The severity of slope and exposure to the elements no longer stops the upward migration of houses. Technology and engineering have over come these obstacles. Today it isn't about being at the end of the holler. It is about being the king of the hill.

Where I was working today was no where near the top. I was at the low end of the neighborhood.



In countless places archaeologists have found currently living and long dead cities were built on top of the rubble of the lives that came before. On one small and shrinking planet there isn't much of a choice.



Time goes by and a new type of living replaces the old. The only land there is moves at a pace multitudes of degrees slower than the fleeting speck of a human life. A bond we can never break means the land must forever be reused.

9 comments:

Lola said...

Oh my, {t'sie's}. That home place is a dreamers dream. Split rail fence, front porch, back porch & mtns all around.
One can visualize a people of past times before later inhabitants arrived to take over & continue. All life before is an intrigue.
Thanks, Christopher.

Anonymous said...

Love that stone.

bev

Christopher C. NC said...

Lola that house and farm does look to good to just let it go. I have never seen any sign of life there. Maybe the owners just come to visit. It needs a family though to live there.

Bev that is one awesome stone wall. It needs a bit of repair, but I doubt the new luxury home owners along the line of the old wall would bother to fix it.

chuck b. said...

Maybe they work during the day. :)

Siria said...

Hi Christopher! What a beautiful place! I love that stone wall. Where is this at?

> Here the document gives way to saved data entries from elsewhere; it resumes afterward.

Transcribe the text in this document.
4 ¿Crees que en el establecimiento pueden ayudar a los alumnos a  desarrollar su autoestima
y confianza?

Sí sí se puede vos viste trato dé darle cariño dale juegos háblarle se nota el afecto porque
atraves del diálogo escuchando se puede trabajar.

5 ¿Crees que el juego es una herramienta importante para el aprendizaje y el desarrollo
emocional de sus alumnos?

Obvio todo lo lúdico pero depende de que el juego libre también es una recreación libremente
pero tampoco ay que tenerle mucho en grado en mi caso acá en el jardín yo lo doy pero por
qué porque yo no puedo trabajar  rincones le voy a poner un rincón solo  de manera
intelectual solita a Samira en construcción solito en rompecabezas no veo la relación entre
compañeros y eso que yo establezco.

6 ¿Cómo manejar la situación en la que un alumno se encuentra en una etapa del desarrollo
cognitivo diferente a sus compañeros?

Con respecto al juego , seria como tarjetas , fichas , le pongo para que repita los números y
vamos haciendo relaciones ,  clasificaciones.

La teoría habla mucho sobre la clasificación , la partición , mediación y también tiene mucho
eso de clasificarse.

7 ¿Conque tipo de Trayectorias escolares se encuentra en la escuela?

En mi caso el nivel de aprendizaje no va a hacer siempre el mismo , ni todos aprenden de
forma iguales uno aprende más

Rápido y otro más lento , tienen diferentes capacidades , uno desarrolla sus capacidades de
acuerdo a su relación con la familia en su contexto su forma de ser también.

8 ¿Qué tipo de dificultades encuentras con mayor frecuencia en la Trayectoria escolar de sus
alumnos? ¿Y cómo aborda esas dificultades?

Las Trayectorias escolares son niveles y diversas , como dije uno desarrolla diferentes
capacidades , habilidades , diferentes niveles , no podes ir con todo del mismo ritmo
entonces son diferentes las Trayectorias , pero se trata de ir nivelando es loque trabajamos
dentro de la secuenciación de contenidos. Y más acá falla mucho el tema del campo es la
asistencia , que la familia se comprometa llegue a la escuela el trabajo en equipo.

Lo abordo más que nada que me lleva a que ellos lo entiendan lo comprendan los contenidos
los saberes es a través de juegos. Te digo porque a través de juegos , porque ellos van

There is a home below us that you can only see in the winter and this old farmstead reminds me of it. I don't ever see too much activity there, but in the winter there is always smoke drifting out of their chimney.

Lola said...

I whole heartily agree. It takes the love of a family for a house to live. It seems it is just waiting for that special family to arrive. My heart goes out to it.
Is there any animals that you can see? Does a road go past the home or just stop at the home?

Christopher C. NC said...

That is an idea Chuck. The place still looks to tidy to be completely abandoned.

Siria this neighborhood is way up on the mountain to the southeast of the Hazelwwod part of Waynesville or a little bit past the Waynesville Country Club areas mountain houses.

Lola the road ends at the gate to this house. I have not seen any animals in the pasture.

Anonymous said...

Undoubtedly a rich history. Maybe when you've got the time and the nerve you can go down and see if anyone is there.

I find it sad bordering on deplorable the number of huge mansion-esque structures going up in rural, otherwise lovely places. But as you said, Time Goes By.

sweetbay said...

I wonder if it's a vacation home for someone. It doesn't look from the pictures like it's in disrepair.

Perhaps someone who doesn't live in the area anymore inherited the place and doesn't want to sell.

What a beautiful location. It would be interesting to know the history of the place.